# Compressed air

1. Apr 30, 2005

### tonyzzztony

If I compress air in 1/2 of the original volume the ideal gas equation predicts either
1-pressure remains the same temperature doubles
2-temperature remains the same pressure doubles
My questions is..what would I really observe during the compression..a increase in temp, increase in pressure or both???
(To make things easier consider air as ideal gas and ignore heat transfer through chamber/piston walls)
Thank you

2. Apr 30, 2005

### chroot

Staff Emeritus
The question really can't be answered as given. Is the system thermally isolated from the environment? Is the compression done quickly (adiabatically), so that there is no heat transfer to/from the environment?

- Warren

3. Apr 30, 2005

### Staff: Mentor

If one compresses a gas, one is doing work on it, so one is changing the internal energy - temperature will increase. Also, since one is decreasing the volume, the particle (molecular) density is increasing, so pressure has to increase.

If the system is adiabatic, i.e. no heat transfer to the out of the gas, the temperature will increase.

In a normal system however, heat energy is dissipated, and so the compressed gas will assume the temperature of the environment, and if the gas is in 1/2 the volume as before, the pressure will be double as before.

4. Apr 30, 2005

### Q_Goest

Tony,
Ignoring heat transfer, the compression is not just adiabatic, it's isentropic, meaning the change in entropy is zero.

Compression can be looked at as a polytropic process, which simply means it follows the relationship where PV^n = constant.

For an isentropic process, the exponent n is equal to the ratio of specific heats, k.

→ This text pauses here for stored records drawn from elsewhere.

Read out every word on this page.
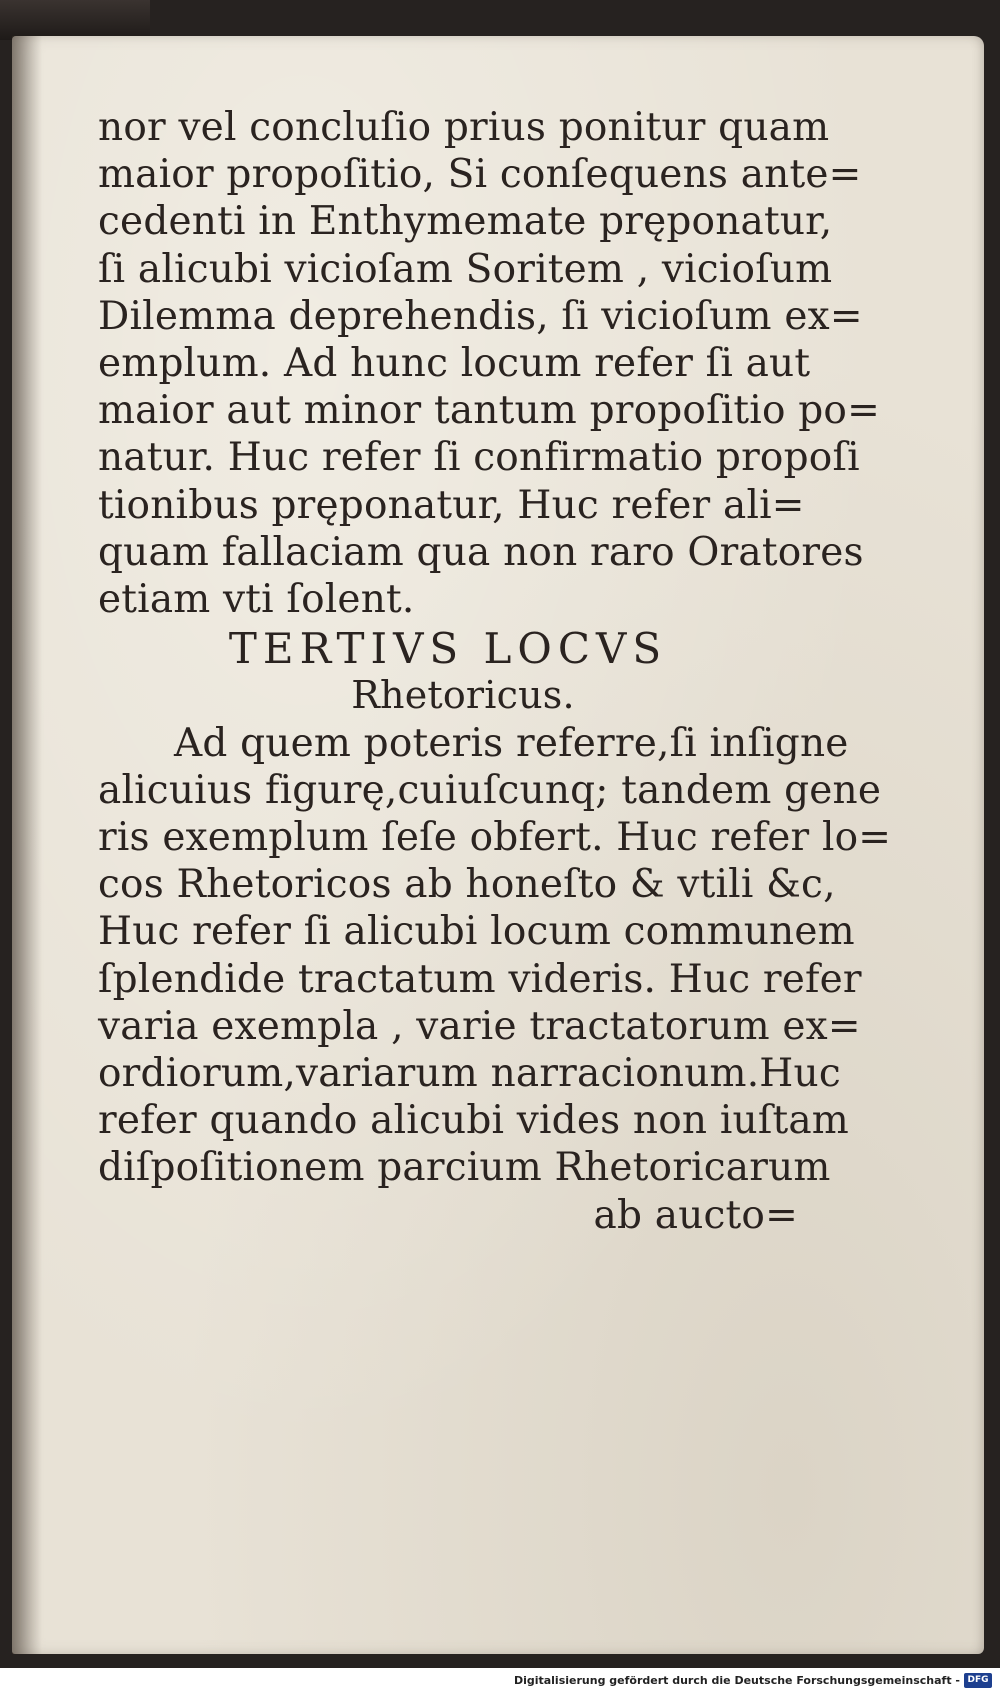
nor vel concluſio prius ponitur quam
maior propoſitio, Si conſequens ante=
cedenti in Enthymemate pręponatur,
ſi alicubi vicioſam Soritem , vicioſum
Dilemma deprehendis, ſi vicioſum ex=
emplum. Ad hunc locum refer ſi aut
maior aut minor tantum propoſitio po=
natur. Huc refer ſi confirmatio propoſi
tionibus pręponatur, Huc refer ali=
quam fallaciam qua non raro Oratores
etiam vti ſolent.
TERTIVS LOCVS
Rhetoricus.
Ad quem poteris referre,ſi inſigne
alicuius figurę,cuiuſcunq; tandem gene
ris exemplum ſeſe obfert. Huc refer lo=
cos Rhetoricos ab honeſto & vtili &c,
Huc refer ſi alicubi locum communem
ſplendide tractatum videris. Huc refer
varia exempla , varie tractatorum ex=
ordiorum,variarum narracionum.Huc
refer quando alicubi vides non iuſtam
diſpoſitionem parcium Rhetoricarum
ab aucto=
Digitalisierung gefördert durch die Deutsche Forschungsgemeinschaft - DFG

So for the case you described, if you knew the initial pressure and volume, and you knew the type of gas (ie: it's ratio of specific heats) and if you knew either the final pressure or final volume, you could solve for the final state using the polytropic formula using k for the exponent.

5. Apr 30, 2005

### tonyzzztony

The compression will happen in a fraction of the second so even though the system is not totally isolated from the environment the heat transfer can be ignored and the process can be considered adiabatic. Q_Goest can you explain the isentropic proces please ?
Actually what I'm trying to do is figure out how much power the AC compressor uses to compress the gas before it send it to the condenser. I already found a website which has the properties of the gas
http://tranhaz-mat.sctc.edu/Air_Conditioning/r-134a.htm [Broken]

Thank you,
Tony

Last edited by a moderator: May 2, 2017
6. Apr 30, 2005

### Q_Goest

Isentropic simply means the compression follows a line of constant entropy. For this to be true, the system must not transfer heat, which is one of the assumptions you've provided.

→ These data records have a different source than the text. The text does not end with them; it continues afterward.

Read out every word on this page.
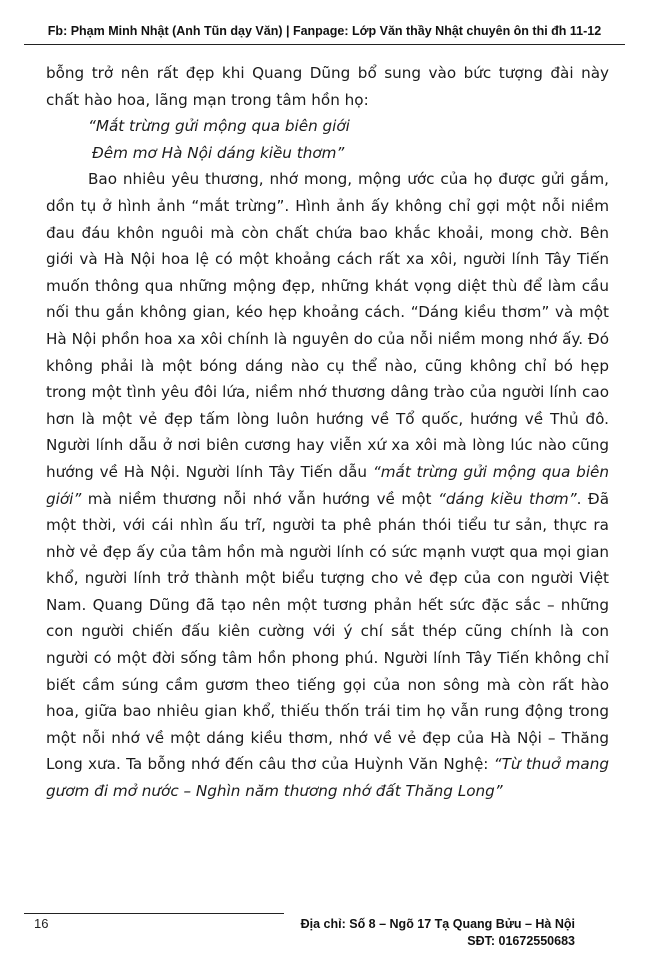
Fb: Phạm Minh Nhật (Anh Tũn dạy Văn) | Fanpage: Lớp Văn thầy Nhật chuyên ôn thi đh 11-12

bỗng trở nên rất đẹp khi Quang Dũng bổ sung vào bức tượng đài này chất hào hoa, lãng mạn trong tâm hồn họ:

“Mắt trừng gửi mộng qua biên giới

Đêm mơ Hà Nội dáng kiều thơm”

Bao nhiêu yêu thương, nhớ mong, mộng ước của họ được gửi gắm, dồn tụ ở hình ảnh “mắt trừng”. Hình ảnh ấy không chỉ gợi một nỗi niềm đau đáu khôn nguôi mà còn chất chứa bao khắc khoải, mong chờ. Bên giới và Hà Nội hoa lệ có một khoảng cách rất xa xôi, người lính Tây Tiến muốn thông qua những mộng đẹp, những khát vọng diệt thù để làm cầu nối thu gắn không gian, kéo hẹp khoảng cách. “Dáng kiều thơm” và một Hà Nội phồn hoa xa xôi chính là nguyên do của nỗi niềm mong nhớ ấy. Đó không phải là một bóng dáng nào cụ thể nào, cũng không chỉ bó hẹp trong một tình yêu đôi lứa, niềm nhớ thương dâng trào của người lính cao hơn là một vẻ đẹp tấm lòng luôn hướng về Tổ quốc, hướng về Thủ đô. Người lính dẫu ở nơi biên cương hay viễn xứ xa xôi mà lòng lúc nào cũng hướng về Hà Nội. Người lính Tây Tiến dẫu “mắt trừng gửi mộng qua biên giới” mà niềm thương nỗi nhớ vẫn hướng về một “dáng kiều thơm”. Đã một thời, với cái nhìn ấu trĩ, người ta phê phán thói tiểu tư sản, thực ra nhờ vẻ đẹp ấy của tâm hồn mà người lính có sức mạnh vượt qua mọi gian khổ, người lính trở thành một biểu tượng cho vẻ đẹp của con người Việt Nam. Quang Dũng đã tạo nên một tương phản hết sức đặc sắc – những con người chiến đấu kiên cường với ý chí sắt thép cũng chính là con người có một đời sống tâm hồn phong phú. Người lính Tây Tiến không chỉ biết cầm súng cầm gươm theo tiếng gọi của non sông mà còn rất hào hoa, giữa bao nhiêu gian khổ, thiếu thốn trái tim họ vẫn rung động trong một nỗi nhớ về một dáng kiều thơm, nhớ về vẻ đẹp của Hà Nội – Thăng Long xưa. Ta bỗng nhớ đến câu thơ của Huỳnh Văn Nghệ: “Từ thuở mang gươm đi mở nước – Nghìn năm thương nhớ đất Thăng Long”

16	Địa chỉ: Số 8 – Ngõ 17 Tạ Quang Bửu – Hà Nội
SĐT: 01672550683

For power, you can apply the first law which will reduce to:
Hin + Win = Hout

where Hin = enthalpy of the fluid entering the compressor
Hout = enthalpy of the fluid leaving the compressor
Win = Work put into fluid

To find the outlet enthalpy, you'll need the fluid conditions, and a database that provides enthalpy. You already know the inlet conditions, so you should be able to get enthalpy directly from your database. You can find the outlet conditions if you know the outlet pressure (usually you'll know that). Then, assuming the compression is an isentropic process, calculate temperature from the ideal gas law and polytropic process.

With the outlet conditions, your database should give you enthalpy, which you can put into the first law equation above to determine work or energy input.

Note also, most compressors are only about 85% efficient, though some are close to 95% and some much lower so you may want to consider this. Contact the manufacturer of the compressor for efficiency. Efficiency is simply the theoretical work as determined above from the first law divided by the actual work. For that matter, you should be able to contact the manufacturer for power requirements.

7. May 1, 2005

### Peter.E

Would it not be feasable to use the equation:

(Pressure1 x Volume1)/Temperature1 (Kelvin) = (Pressure2 x Volume2) /Temperature2

But I guess in reality you would probably see variations in all :)

8. May 1, 2005

### Andrew Mason

If you use that relationship, you have to find the final temperature. For an adiabatic compression (where the work done on the gas does not leak to the surroundings as heat) the adiabatic condition applies:

$$P_1V_1^\gamma = P_2V_2^\gamma$$ where $\gamma = C_p/C_v$

Since P = nRT/V:

$$T_1V_1^{\gamma-1} = T_2V_2^{\gamma-1}$$

AM

9. May 2, 2005

### tonyzzztony

Thanks for your input. Actually what I was trying to do is find out the efficiency of my AC by measuring the current, voltage and calculating the amount of work done by the compressor. With so many variables involved I dont think I will come up with an accurate number. Andrew..if the work done on the gas was immediately transfered to the surroundings as the gas is compressed (by cooling the chamber) how would you re-write your euqations??
Thank you

10. May 2, 2005

### Andrew Mason

In that case, temperature would be constant (ie remains at T1). It is just:

$$P_1V_1 = nRT_1 = P_2V_2$$

AM